Crystal structure of auracyanin, a "blue" copper protein from the green thermophilic photosynthetic bacterium Chloroflexus aurantiacus.
Bond, C.S., Blankenship, R.E., Freeman, H.C., Guss, J.M., Maher, M.J., Selvaraj, F.M., Wilce, M.C., Willingham, K.M.(2001) J Mol Biology 306: 47-67
- PubMed: 11178893
- DOI: https://doi.org/10.1006/jmbi.2000.4201
- Primary Citation of Related Structures:
1QHQ - PubMed Abstract:
Auracyanin B, one of two similar blue copper proteins produced by the thermophilic green non-sulfur photosynthetic bacterium Chloroflexus aurantiacus, crystallizes in space group P6(4)22 (a=b=115.7 A, c=54.6 A). The structure was solved using multiple wavelength anomalous dispersion data recorded about the CuK absorption edge, and was refined at 1.55 A resolution. The molecular model comprises 139 amino acid residues, one Cu, 247 H(2)O molecules, one Cl(-) and two SO(4)(2-). The final residual and estimated standard uncertainties are R=0.198, ESU=0.076 A for atomic coordinates and ESU=0.05 A for Cu---ligand bond lengths, respectively. The auracyanin B molecule has a standard cupredoxin fold. With the exception of an additional N-terminal strand, the molecule is very similar to that of the bacterial cupredoxin, azurin. As in other cupredoxins, one of the Cu ligands lies on strand 4 of the polypeptide, and the other three lie along a large loop between strands 7 and 8. The Cu site geometry is discussed with reference to the amino acid spacing between the latter three ligands.

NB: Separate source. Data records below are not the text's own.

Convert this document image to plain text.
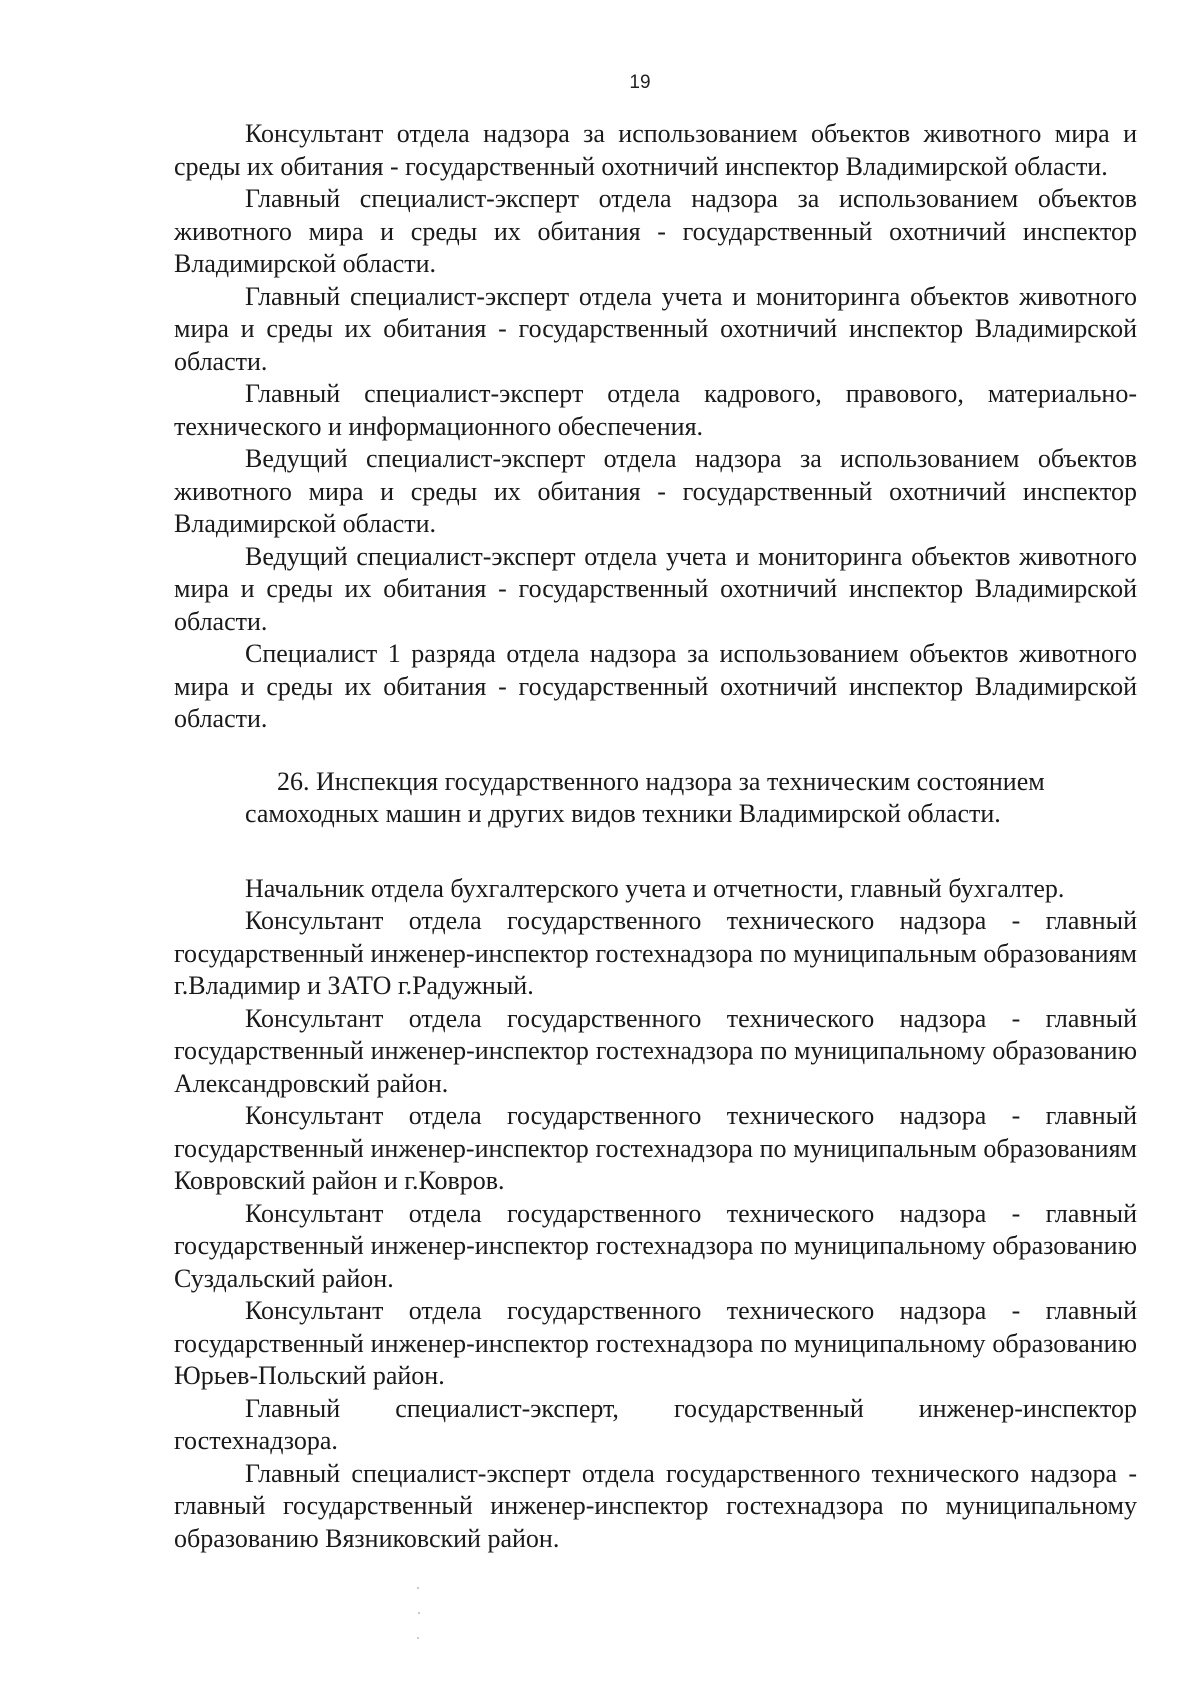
19

Консультант отдела надзора за использованием объектов животного мира и среды их обитания - государственный охотничий инспектор Владимирской области.

Главный специалист-эксперт отдела надзора за использованием объектов животного мира и среды их обитания - государственный охотничий инспектор Владимирской области.

Главный специалист-эксперт отдела учета и мониторинга объектов животного мира и среды их обитания - государственный охотничий инспектор Владимирской области.

Главный специалист-эксперт отдела кадрового, правового, материально-технического и информационного обеспечения.

Ведущий специалист-эксперт отдела надзора за использованием объектов животного мира и среды их обитания - государственный охотничий инспектор Владимирской области.

Ведущий специалист-эксперт отдела учета и мониторинга объектов животного мира и среды их обитания - государственный охотничий инспектор Владимирской области.

Специалист 1 разряда отдела надзора за использованием объектов животного мира и среды их обитания - государственный охотничий инспектор Владимирской области.

26. Инспекция государственного надзора за техническим состоянием самоходных машин и других видов техники Владимирской области.

Начальник отдела бухгалтерского учета и отчетности, главный бухгалтер.

Консультант отдела государственного технического надзора - главный государственный инженер-инспектор гостехнадзора по муниципальным образованиям г.Владимир и ЗАТО г.Радужный.

Консультант отдела государственного технического надзора - главный государственный инженер-инспектор гостехнадзора по муниципальному образованию Александровский район.

Консультант отдела государственного технического надзора - главный государственный инженер-инспектор гостехнадзора по муниципальным образованиям Ковровский район и г.Ковров.

Консультант отдела государственного технического надзора - главный государственный инженер-инспектор гостехнадзора по муниципальному образованию Суздальский район.

Консультант отдела государственного технического надзора - главный государственный инженер-инспектор гостехнадзора по муниципальному образованию Юрьев-Польский район.

Главный специалист-эксперт, государственный инженер-инспектор гостехнадзора.

Главный специалист-эксперт отдела государственного технического надзора - главный государственный инженер-инспектор гостехнадзора по муниципальному образованию Вязниковский район.
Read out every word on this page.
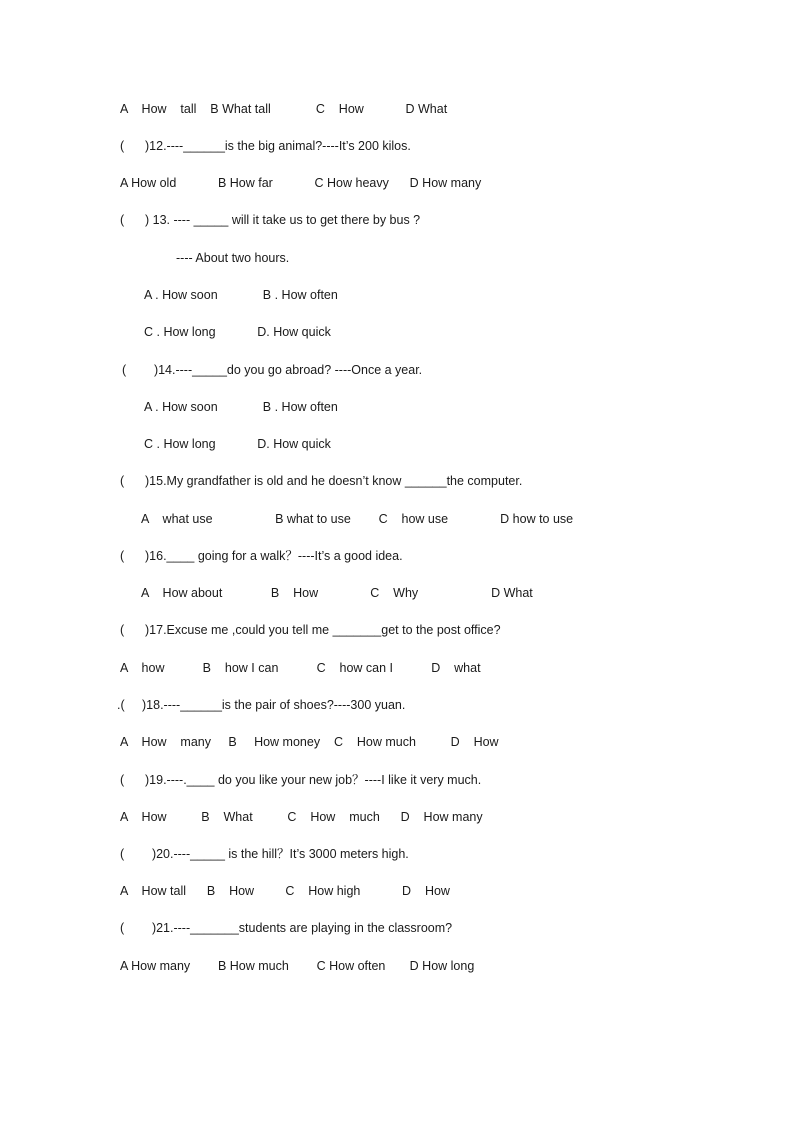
A    How    tall    B What tall             C    How            D What
(      )12.----______is the big animal?----It’s 200 kilos.
A How old            B How far            C How heavy      D How many
(      ) 13. ---- _____ will it take us to get there by bus ?
---- About two hours.
A . How soon             B . How often
C . How long            D. How quick
(        )14.----_____do you go abroad? ----Once a year.
A . How soon             B . How often
C . How long            D. How quick
(      )15.My grandfather is old and he doesn’t know ______the computer.
A    what use                  B what to use        C    how use               D how to use
(      )16.____ going for a walk？----It’s a good idea.
A    How about              B    How               C    Why                     D What
(      )17.Excuse me ,could you tell me _______get to the post office?
A    how           B    how I can           C    how can I           D    what
.(     )18.----______is the pair of shoes?----300 yuan.
A    How    many     B     How money    C    How much          D    How
(      )19.----.____ do you like your new job？----I like it very much.
A    How          B    What          C    How    much      D    How many
(        )20.----_____ is the hill？It’s 3000 meters high.
A    How tall      B    How         C    How high            D    How
(        )21.----_______students are playing in the classroom?
A How many        B How much        C How often       D How long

The crystallographically characterized Cu-binding domain of auracyanin B is probably tethered to the periplasmic side of the cytoplasmic membrane by an N-terminal tail that exhibits significant sequence identity with known tethers in several other membrane-associated electron-transfer proteins.
Organizational Affiliation:
Department of Biochemistry, University of Sydney, New South Wales, 2006, Australia.